Da es schwierig erschien, sich in diesem Baumlabyrinthe zurecht zu finden, bezeichnete der Seemann den eingeschlagenen Weg durch halb abgebrochene Aeste. Vielleicht hatten die Jäger aber Unrecht gethan, nicht dem Wasserlaufe nachzugehen, so wie Harbert und Pencroff bei ihrem ersten Ausfluge, denn schon war eine Stunde verlaufen, ohne daß ihnen irgend ein Stück Wild zu Gesicht kam. Wenn Top unter den niedrig hängenden Zweigen hinlief, scheuchte er nur Vögel auf, die man nicht erlangen konnte. Selbst Kurukus blieben vollkommen unsichtbar, und es erschien dem Seemanne nicht unwahrscheinlich, sich zur Rückkehr nach jener sumpfigen Stelle genöthigt zu sehen, an der er mit der Tetra-Angelei so entschiedenes Glück gehabt hatte.
»Nun, Pencroff, sagte Nab mit leicht spöttelndem Tone, wenn das das ganze Wild ist, das Sie meinem Herrn nach Hause zu bringen versprachen, dann wird es kein großes Feuer zum Braten nöthig haben.
– Nur Geduld, Nab, erwiderte der Seemann, an Jagdbeute soll es uns bei der Rückkehr nicht fehlen.
– Sie haben also kein Zutrauen zu Mr. Smith?
– O doch!
– Sie glauben aber nicht daran, daß er uns Feuer verschaffen wird?
– Das glaube ich erst, wenn ich es auf dem Herde flackern sehe.
– Mein Herr hat's aber gesagt, es wird also der Fall sein.
– Wir werden ja sehen!«
Noch hatte die Sonne ihren höchsten Punkt am Himmel nicht erreicht. Man zog also weiter, wobei Harbert zunächst einen Baum mit eßbaren Früchten entdeckte. Es war das eine Pinie, welche eine ausgezeichnete, in den gemäßigten Theilen Amerikas und Europas hochgeschätzte Kernfrucht liefert. Die Früchte erwiesen sich eben als vollkommen reif, und Harbert empfahl sie seinen beiden Begleitern, welche sich daran ein Gütchen thaten.
»Nun, meinte Pencroff, Algen an Stelle des Brodes, rohe Miesmuscheln an der des Fleisches und Mandeln zum Nachtisch, so klingt die passende Speisekarte für Leute, die kein einziges Zündhölzchen mehr besitzen!
– Darüber ist auch noch nicht zu klagen, erwiderte Harbert.
– Ich beklage mich auch nicht, mein Junge, entgegnete Pencroff, ich wiederhole nur, daß das Fleisch bei dieser Diät etwas gar zu sehr mangelt.

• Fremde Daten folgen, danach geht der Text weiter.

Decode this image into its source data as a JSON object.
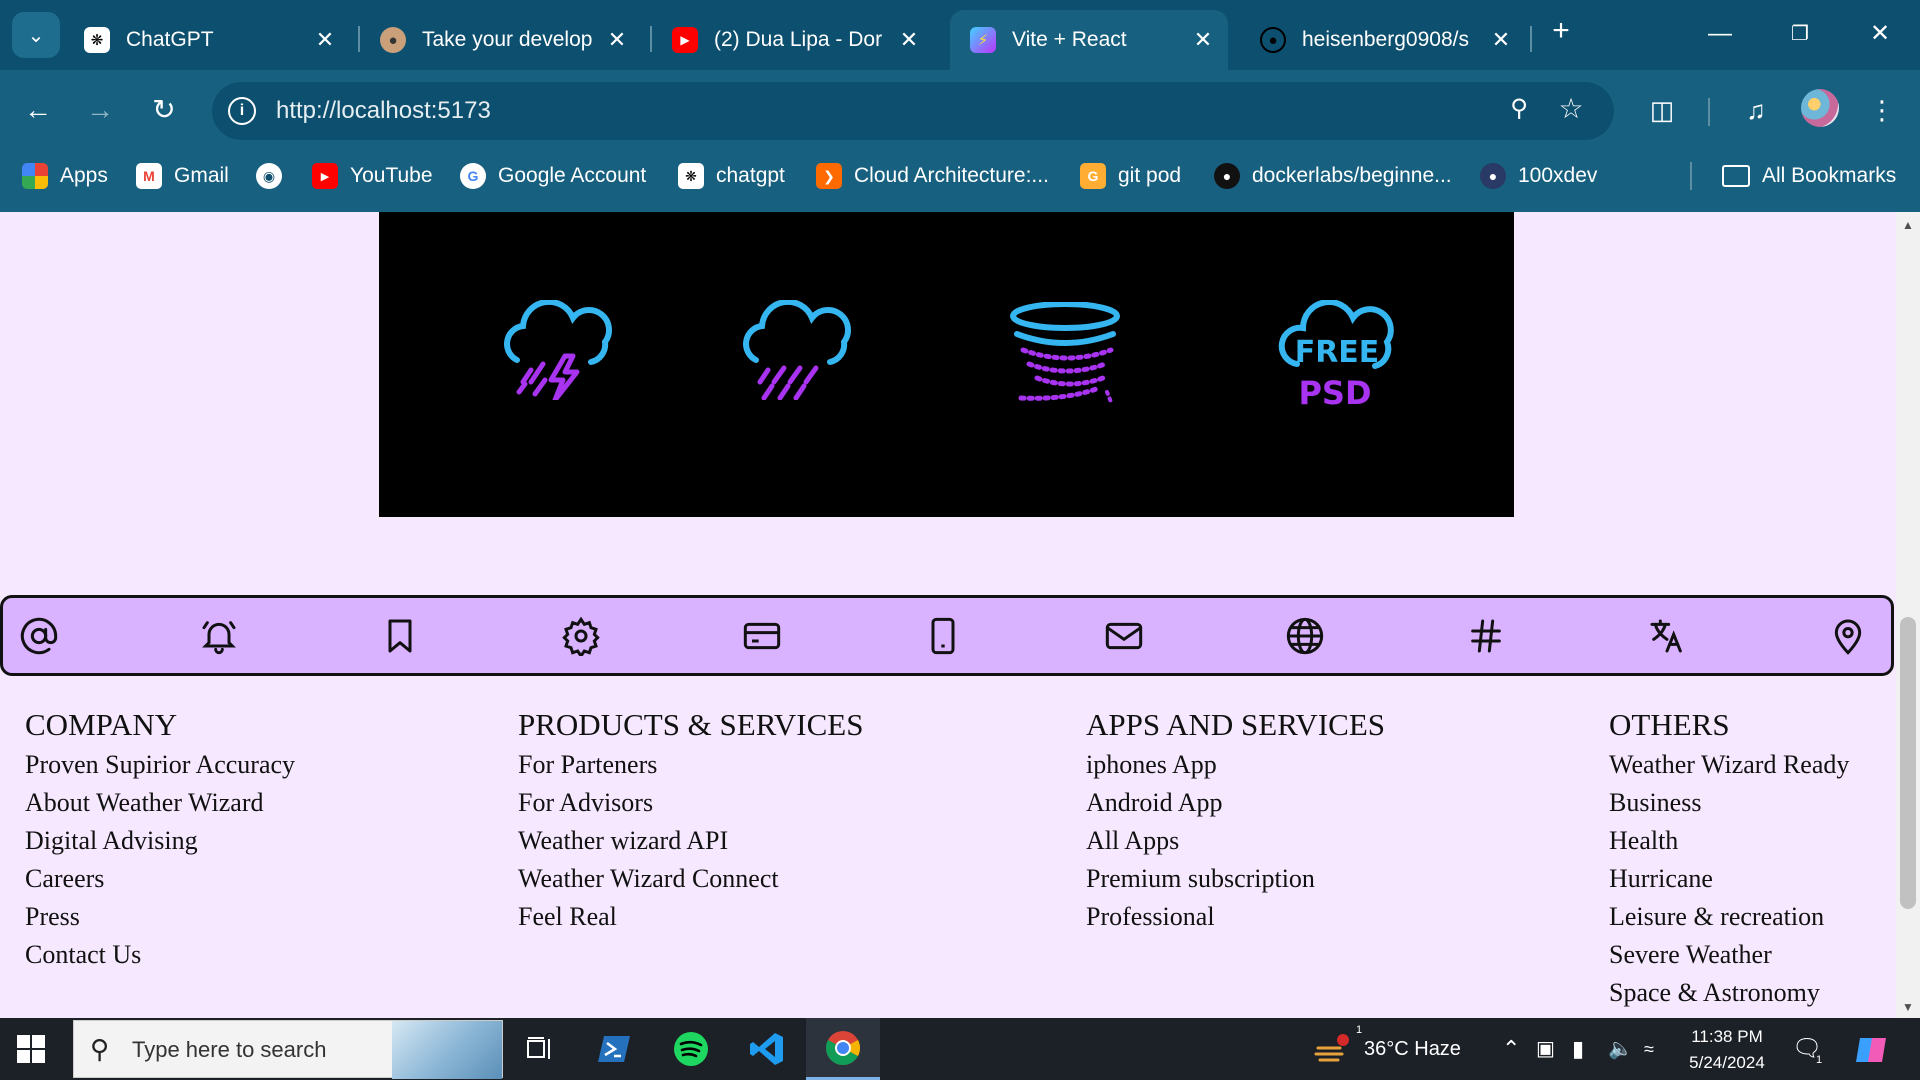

– Das scheint Top's Ansicht nicht zu sein ...« rief Nab, der auf ein Dickicht zusprang, in welchem der Hund eben bellend verschwand, und ihm ein eigenthümliches Grunzen antwortete.
Der Seemann und Harbert folgten Nab. Wenn man ein Stück Wild erlegen konnte, so war jetzt nicht die Zeit, darüber zu streiten, ob man es werde braten können oder nicht.
Bald holten die Jäger Top ein und sahen, wie dieser ein Thier an dem einen Ohre gepackt hatte. Es war das eine Art Schwein von etwa zwei und ein halb Fuß Länge, schwarzbrauner, am Bauche hellerer Farbe, mit starren, aber nicht sehr dichten Borsten, dessen Fußzehen, welche jetzt kräftig in den Boden eingeschlagen waren, durch eine Schwimmhaut verbunden erschienen.